Profits are what it's all about. Which brings us to our annual Private Equity Deals of the Year. As with previous selections, our standard quest for the best return multiples on exits remains the overarching goal. There were admittedly plenty of those in the past 12 months. But we try to balance that with an attempt to shed light on the various elements that make some deals wildly successful. This year's choices mirror the changing buyout landscape, though not to the exclusion of the more traditional block-and-tackle stratagems that persist even in today's debt-hungry dealmaking.

This has been one of the giddiest sellers' markets in recent memory, and what better sign of the times than Blackstone's IPO? It wasn't exactly unprecedented. Last year, KKR listed a $5 billion fund in Amsterdam, an event that was also preceded by Ripplewood Holdings LLC's float of RHJ International SA in Brussels. Earlier this year, Fortress Investment Group LLC, a New York private equity and hedge fund manager, pulled off a U.S. listing successfully, followed by a unique private market offering by Los Angeles-based Oaktree Capital Management LLC. But Blackstone raised the bar on private-to-public capital raising, and did it with perfect timing and great panache.

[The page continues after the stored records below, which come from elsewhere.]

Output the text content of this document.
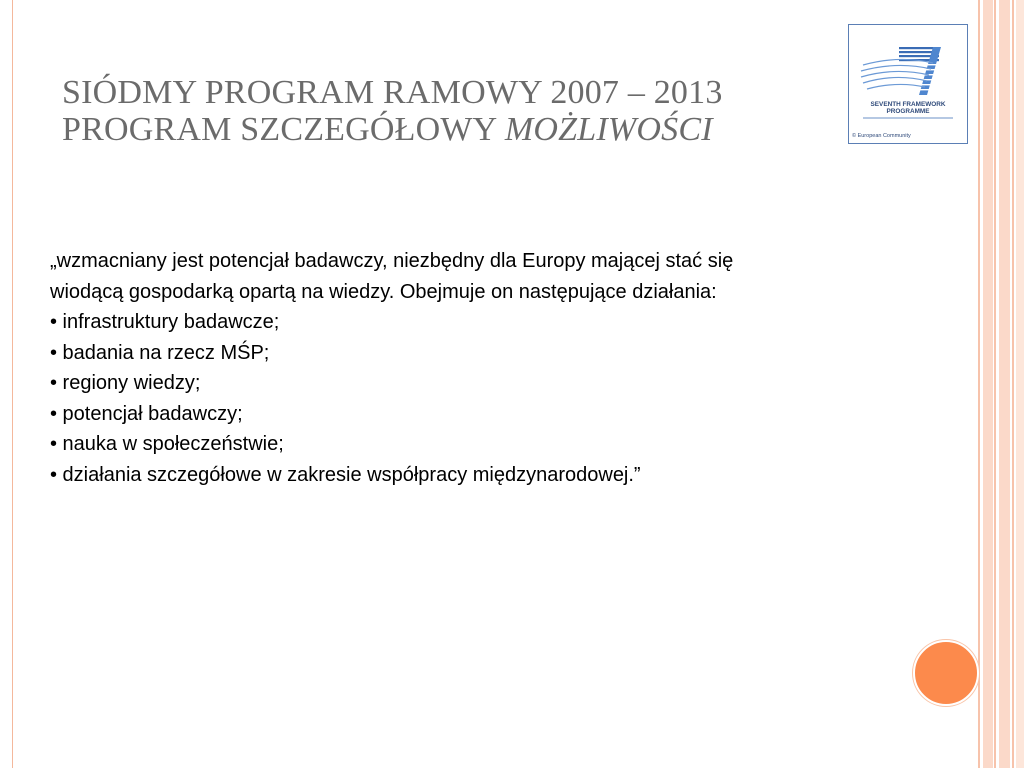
SIÓDMY PROGRAM RAMOWY 2007 – 2013
PROGRAM SZCZEGÓŁOWY MOŻLIWOŚCI
SEVENTH FRAMEWORK
PROGRAMME
© European Community
„wzmacniany jest potencjał badawczy, niezbędny dla Europy mającej stać się
wiodącą gospodarką opartą na wiedzy. Obejmuje on następujące działania:
• infrastruktury badawcze;
• badania na rzecz MŚP;
• regiony wiedzy;
• potencjał badawczy;
• nauka w społeczeństwie;
• działania szczegółowe w zakresie współpracy międzynarodowej.”
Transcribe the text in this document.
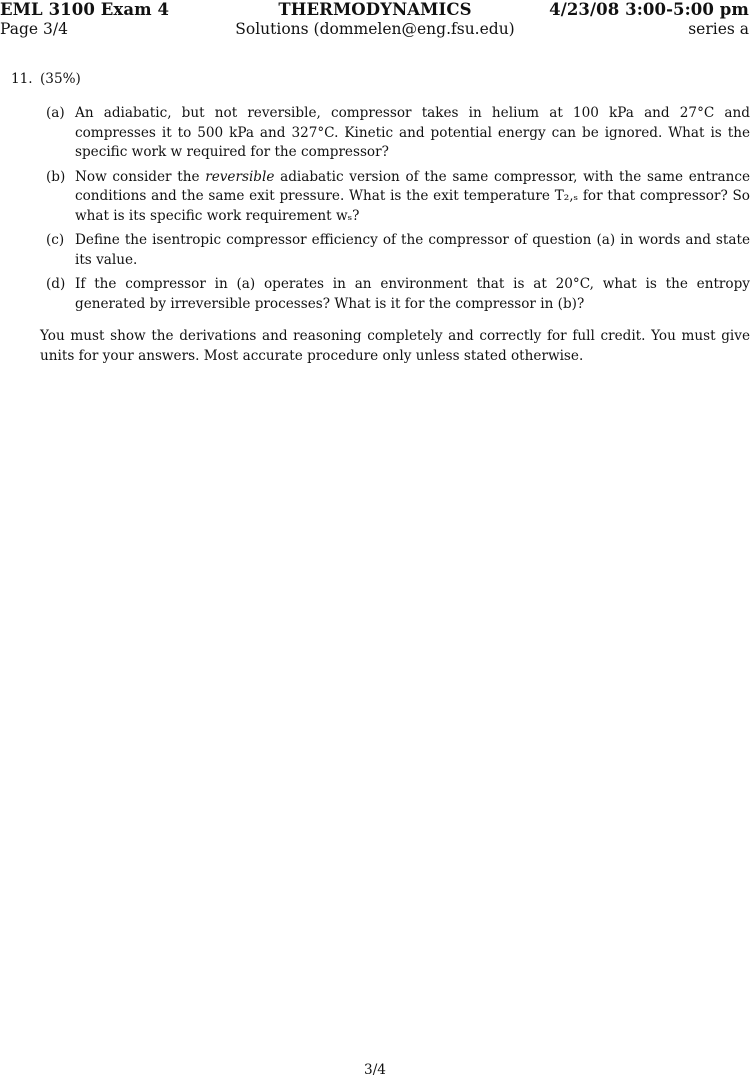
EML 3100 Exam 4	THERMODYNAMICS	4/23/08 3:00-5:00 pm
Page 3/4	Solutions (dommelen@eng.fsu.edu)	series a
11. (35%)
(a) An adiabatic, but not reversible, compressor takes in helium at 100 kPa and 27°C and compresses it to 500 kPa and 327°C. Kinetic and potential energy can be ignored. What is the specific work w required for the compressor?
(b) Now consider the reversible adiabatic version of the same compressor, with the same entrance conditions and the same exit pressure. What is the exit temperature T₂,ₛ for that compressor? So what is its specific work requirement wₛ?
(c) Define the isentropic compressor efficiency of the compressor of question (a) in words and state its value.
(d) If the compressor in (a) operates in an environment that is at 20°C, what is the entropy generated by irreversible processes? What is it for the compressor in (b)?
You must show the derivations and reasoning completely and correctly for full credit. You must give units for your answers. Most accurate procedure only unless stated otherwise.
3/4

Buoyant stock markets also boosted results for other realizations. Energy was prominently represented by Petroplus Holdings AG, whose listing in Switzerland yielded an exceptional return for sponsors Carlyle Group and Riverstone Holdings LLC. In manufacturing, Genstar Capital LLC came up with a gem in Altra Holdings Inc.'s IPO.

Indian outsourcing company WNS (Holdings) Ltd., backed by Warburg Pincus, showed what patience and prescience could do when combined with growth capital. Similarly, proxy adviser Institutional Shareholder Services Inc. rode the corporate governance wave for a dominant role globally. Stellex Aerostructures Inc. correctly predicted a cyclical upturn.

Retail, prone to cyclicality, has seen some hits and misses in the past, but catering to the rich proved a profitable niche for upscale apparel maker Hanna Andersson Corp.. Ditto for upscale magazine publisher Modern Luxury Media. Gains galore were also made from the lowly business of bedding retail.

If there's any lingering doubt that financial engineering continues to facilitate enormous profit taking for the industry, consider Avista Capital Partners' dividends from cable operator WideOpenWest Holdings LLC, a deal that stood out for its lofty debt multiples at the outset and the hefty gains the sponsors made in just a little over a year.

But investors may well be advised not to ignore the early signs of market fatigue turning up in large LBO financings. Schwarzman may have put a damper on the party, but there's nothing like a liquidity crisis to sober everyone up quickly.